1954? 1955? Hey! That was America at its best! Eisenhower!
One day in grade school a pair of identical twin girls appeared, cute little black girls, with zillions of little pigtails. I was fascinated! I loved them! One of them, when she wrote, with a pencil, had her finger bend backwards against the joint in a way that horrified me: I’ll never forget her. But: two days later those girls disappeared, never to appear again. What did they do with them? Where were they hiding them?
In high school there was one black guy, big guy, DJ. He appeared from nowhere, then dropped out at 16: after playing football for a couple of years. Where did he come from? Where did he go? There were no blacks in Rockville Centre. Zero. You could drive and drive, month after year, and never see one.
I found out when I worked for the town, starting 1956. That summer I worked for the village parks department, wacking weeds, painting fences. The next summer they asked if I wanted to make more money over shorter hours: as a garbage man. Now I saw blacks, several black worked for the sanitation dept. One black guy drove a garbage truck.
I was a swing guy: one day I’d help of this route, another day on that route. Midsummer they finally put me on the truck with the black guy, Joe, driving. He he took us into a part of Rockville Centre I hadn’t known existed: where, how, had they hidden it? It was a black ghetto! There were lots of black people there, and lots of black children!
Joe ate lunch at home! I got to sit on his front step and eat my own sandwich! staring at the neighborhood!

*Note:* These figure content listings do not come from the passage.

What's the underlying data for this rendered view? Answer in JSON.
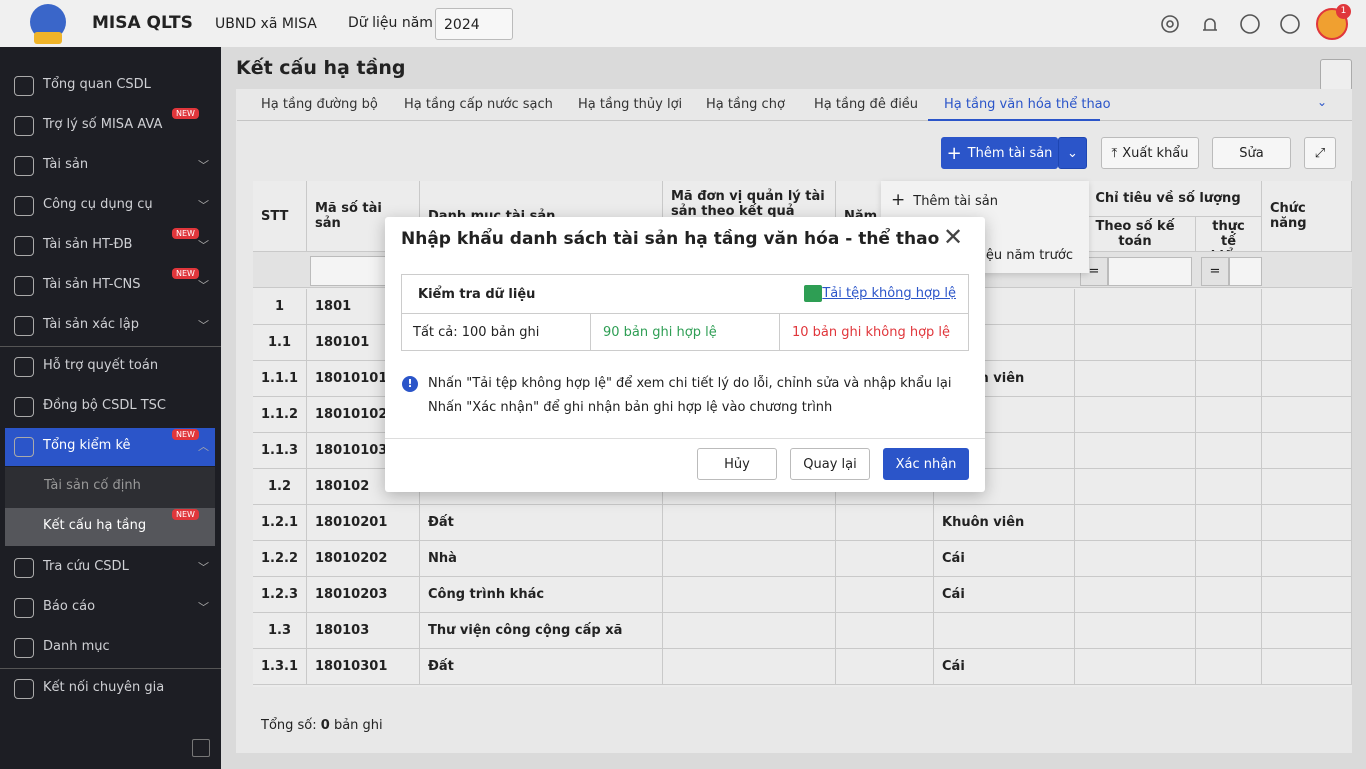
{
  "header": {
    "app_name": "MISA QLTS",
    "org": "UBND xã MISA",
    "year_label": "Dữ liệu năm",
    "year": "2024",
    "notification_count": "1"
  },
  "sidebar": {
    "items": [
      {
        "label": "Tổng quan CSDL"
      },
      {
        "label": "Trợ lý số MISA AVA",
        "badge": "NEW"
      },
      {
        "label": "Tài sản"
      },
      {
        "label": "Công cụ dụng cụ"
      },
      {
        "label": "Tài sản HT-ĐB",
        "badge": "NEW"
      },
      {
        "label": "Tài sản HT-CNS",
        "badge": "NEW"
      },
      {
        "label": "Tài sản xác lập"
      },
      {
        "label": "Hỗ trợ quyết toán"
      },
      {
        "label": "Đồng bộ CSDL TSC"
      },
      {
        "label": "Tổng kiểm kê",
        "badge": "NEW"
      },
      {
        "label": "Tài sản cố định"
      },
      {
        "label": "Kết cấu hạ tầng",
        "badge": "NEW"
      },
      {
        "label": "Tra cứu CSDL"
      },
      {
        "label": "Báo cáo"
      },
      {
        "label": "Danh mục"
      },
      {
        "label": "Kết nối chuyên gia"
      }
    ]
  },
  "page": {
    "title": "Kết cấu hạ tầng",
    "tabs": [
      "Hạ tầng đường bộ",
      "Hạ tầng cấp nước sạch",
      "Hạ tầng thủy lợi",
      "Hạ tầng chợ",
      "Hạ tầng đê điều",
      "Hạ tầng văn hóa thể thao"
    ],
    "toolbar": {
      "add": "Thêm tài sản",
      "export": "Xuất khẩu",
      "edit": "Sửa"
    },
    "add_menu": [
      "Thêm tài sản",
      "liệu năm trước"
    ],
    "footer": {
      "label": "Tổng số:",
      "count": "0",
      "unit": "bản ghi"
    }
  },
  "table": {
    "headers": {
      "stt": "STT",
      "code": "Mã số tài sản",
      "name": "Danh mục tài sản",
      "unit_code": "Mã đơn vị quản lý tài sản theo kết quả tổng kiểm",
      "year": "Năm",
      "quantity": "Chỉ tiêu về số lượng",
      "by_book": "Theo số kế toán",
      "by_check": "Theo thực tế kiểm",
      "actions": "Chức năng"
    },
    "filter_ops": [
      "=",
      "="
    ],
    "rows": [
      {
        "stt": "1",
        "code": "1801"
      },
      {
        "stt": "1.1",
        "code": "180101"
      },
      {
        "stt": "1.1.1",
        "code": "18010101",
        "unit": "Khuôn viên"
      },
      {
        "stt": "1.1.2",
        "code": "18010102"
      },
      {
        "stt": "1.1.3",
        "code": "18010103"
      },
      {
        "stt": "1.2",
        "code": "180102"
      },
      {
        "stt": "1.2.1",
        "code": "18010201",
        "name": "Đất",
        "unit": "Khuôn viên"
      },
      {
        "stt": "1.2.2",
        "code": "18010202",
        "name": "Nhà",
        "unit": "Cái"
      },
      {
        "stt": "1.2.3",
        "code": "18010203",
        "name": "Công trình khác",
        "unit": "Cái"
      },
      {
        "stt": "1.3",
        "code": "180103",
        "name": "Thư viện công cộng cấp xã"
      },
      {
        "stt": "1.3.1",
        "code": "18010301",
        "name": "Đất",
        "unit": "Cái"
      }
    ]
  },
  "modal": {
    "title": "Nhập khẩu danh sách tài sản  hạ tầng văn hóa - thể thao",
    "section": "Kiểm tra dữ liệu",
    "download_link": "Tải tệp không hợp lệ",
    "total": "Tất cả: 100 bản ghi",
    "valid": "90 bản ghi hợp lệ",
    "invalid": "10 bản ghi không hợp lệ",
    "notes": [
      "Nhấn \"Tải tệp không hợp lệ\" để xem chi tiết lý do lỗi, chỉnh sửa và nhập khẩu lại",
      "Nhấn \"Xác nhận\" để ghi nhận bản ghi hợp lệ vào chương trình"
    ],
    "buttons": {
      "cancel": "Hủy",
      "back": "Quay lại",
      "confirm": "Xác nhận"
    }
  }
}
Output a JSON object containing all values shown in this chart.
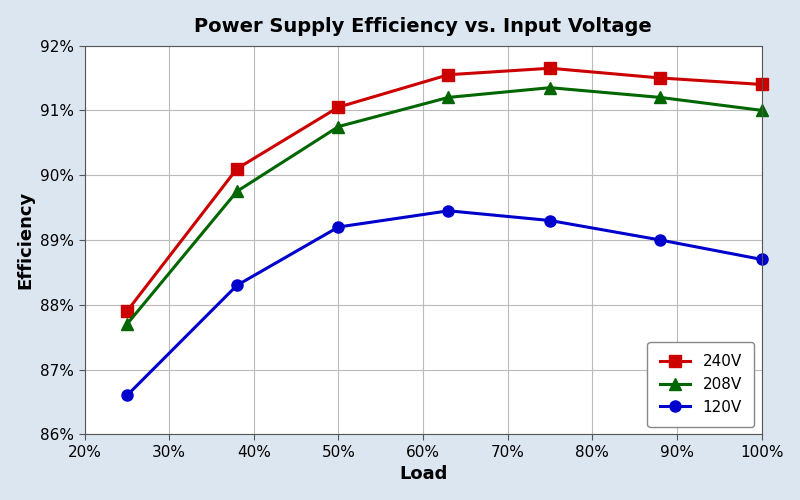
{
  "title": "Power Supply Efficiency vs. Input Voltage",
  "xlabel": "Load",
  "ylabel": "Efficiency",
  "background_color": "#dce6f1",
  "plot_bg_color": "#ffffff",
  "x_values": [
    25,
    38,
    50,
    63,
    75,
    88,
    100
  ],
  "series": [
    {
      "label": "240V",
      "color": "#cc0000",
      "marker": "s",
      "y": [
        87.9,
        90.1,
        91.05,
        91.55,
        91.65,
        91.5,
        91.4
      ]
    },
    {
      "label": "208V",
      "color": "#006600",
      "marker": "^",
      "y": [
        87.7,
        89.75,
        90.75,
        91.2,
        91.35,
        91.2,
        91.0
      ]
    },
    {
      "label": "120V",
      "color": "#0000cc",
      "marker": "o",
      "y": [
        86.6,
        88.3,
        89.2,
        89.45,
        89.3,
        89.0,
        88.7
      ]
    }
  ],
  "ylim": [
    86.0,
    92.0
  ],
  "xlim": [
    20,
    100
  ],
  "yticks": [
    86,
    87,
    88,
    89,
    90,
    91,
    92
  ],
  "xticks": [
    20,
    30,
    40,
    50,
    60,
    70,
    80,
    90,
    100
  ],
  "xtick_labels": [
    "20%",
    "30%",
    "40%",
    "50%",
    "60%",
    "70%",
    "80%",
    "90%",
    "100%"
  ],
  "ytick_labels": [
    "86%",
    "87%",
    "88%",
    "89%",
    "90%",
    "91%",
    "92%"
  ],
  "grid_color": "#bbbbbb",
  "title_fontsize": 14,
  "axis_label_fontsize": 13,
  "tick_fontsize": 11,
  "legend_fontsize": 11,
  "linewidth": 2.2,
  "markersize": 8
}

My mother’s boyfriend, a gynecologist, had told stories of black pregnancies, always insulting stories. Now I knew where the obese ignoramuses he told of could have lived.
If I went back to Rockville Centre today, I’m not sure I could find that neighborhood. I doubt that a single one of my friends had ever heard of it, let alone stumbled onto it.
So: a black kid could walk in the ghetto and not get assaulted by white kids, there were no white kids, the ghetto wasn’t on the map. Somehow they’d hidden it in plain sight! The roads didn’t turn that way.
Ah, but in Hempstead they’d set it up so that some poor skinny schmuck was walking on Hempstead Avenue just when my friends wanted some cheap stomp fodder.
2011 06 25 NYS just approved gay marriage! Boy, are these two themes related. I remember driving to the city to visit Greenwich Village with the same group of high school friends: before I was myself a familiar denizen of the Village: I’d been there, but I didn’t yet know it, I wasn’t yet a fixture. My friends announced their purpose only after we were there: they wanted to find some faggots, and stomp on them. I radiated disapproval, non-cooperation at them. But they normally didn’t give much of a shit what I thought. Sometimes they were courteous enough to not invite me, then go ahead and steal or stomp or whatever the plan was. in this case though we were all already there, the purpose announed, or at least proposed. But I don’t think my high schools mates identified a single fairy! Or, they did, but had chickened out!
Many another time though I’ve been in the Village when a car or two full of NJ or LI rednecks showed up, ready to rumble, suburban Nazis.
Plenty another time though I’ve been in the Village when a fag or two put themselves unmistakably on display: one guy, looking like his lips were chapped from too much jissom, stood weaving with a long stemmed rose in his hand: right in front of the 3rd Street Park on Sixth Avenue!